There’s more to reflect on in this book, so I think I will be revisiting its pages again in the future.
For now, here are some of the excerpts from Crazy Love that left lasting imprints on me (emphasis are mine):
- “But God doesn’t call us to be comfortable. He calls us to trust Him so completely that we are unafraid to put ourselves in situations where we will be in trouble if He doesn’t come through. Even though chapter 58 of Isaiah was written thousands of years ago, it speaks powerfully to the present day. I know it’s long, but it is well worth the read, I promise. […] ‘If you do away with the yoke of oppression, with the pointing finger and malicious talk, and if you spend yourselves in behalf of the hungry and satisfy the needs of the oppressed, then your light will rise in the darkness, and your night will become like the noonday…’
- “Similarly, we are given different gifts and talents by our Master. The thing that matters most is how we use what we have been given, not how much we make or do compared to someone else.
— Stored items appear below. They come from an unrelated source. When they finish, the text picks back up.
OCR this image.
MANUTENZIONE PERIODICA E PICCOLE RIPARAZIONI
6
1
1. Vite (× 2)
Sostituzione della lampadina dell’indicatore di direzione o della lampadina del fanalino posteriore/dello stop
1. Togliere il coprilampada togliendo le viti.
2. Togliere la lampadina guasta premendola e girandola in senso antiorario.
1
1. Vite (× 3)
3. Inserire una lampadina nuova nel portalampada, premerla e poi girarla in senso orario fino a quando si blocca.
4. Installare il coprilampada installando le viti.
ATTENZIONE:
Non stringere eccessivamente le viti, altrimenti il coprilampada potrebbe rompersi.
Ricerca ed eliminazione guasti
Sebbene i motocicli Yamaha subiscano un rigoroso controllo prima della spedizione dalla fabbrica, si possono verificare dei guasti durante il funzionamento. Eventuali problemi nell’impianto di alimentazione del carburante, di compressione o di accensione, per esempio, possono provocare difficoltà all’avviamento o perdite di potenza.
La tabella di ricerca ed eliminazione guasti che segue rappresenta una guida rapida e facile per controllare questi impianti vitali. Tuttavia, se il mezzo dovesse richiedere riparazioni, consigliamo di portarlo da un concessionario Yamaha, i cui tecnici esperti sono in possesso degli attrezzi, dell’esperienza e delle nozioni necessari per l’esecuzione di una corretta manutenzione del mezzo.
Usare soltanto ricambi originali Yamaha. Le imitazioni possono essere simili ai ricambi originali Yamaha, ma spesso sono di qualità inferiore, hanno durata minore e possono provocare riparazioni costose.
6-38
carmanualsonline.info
What matters is that we spend ourselves.“
- “Back when I was in Bible college, a professor asked our class, ‘What are you doing right now that requires faith?’
- “Would you be willing to pray this prayer? God, bring me closer to You during this trip, whatever it takes….”
- “It hit me that the students were talking about me, not God. I was standing before a holy God and robbing Him of the glory that was rightfully His.”
- “Change is not only good; it is critical. If you do the same things today that you did five years ago, you need to closely examine your heart. To repent means to change.”
- “When I look at my relationship with God as a chore, a sacrifice, then I am getting the glory – not God. I keep saying, ‘Look what I have sacrificed for God…’ or ‘Listen to what I do for God. It’s hard, exhausting really.’
There are way more things that I want to share, but for now, I’ll just let myself be moved by this Crazy Love from above.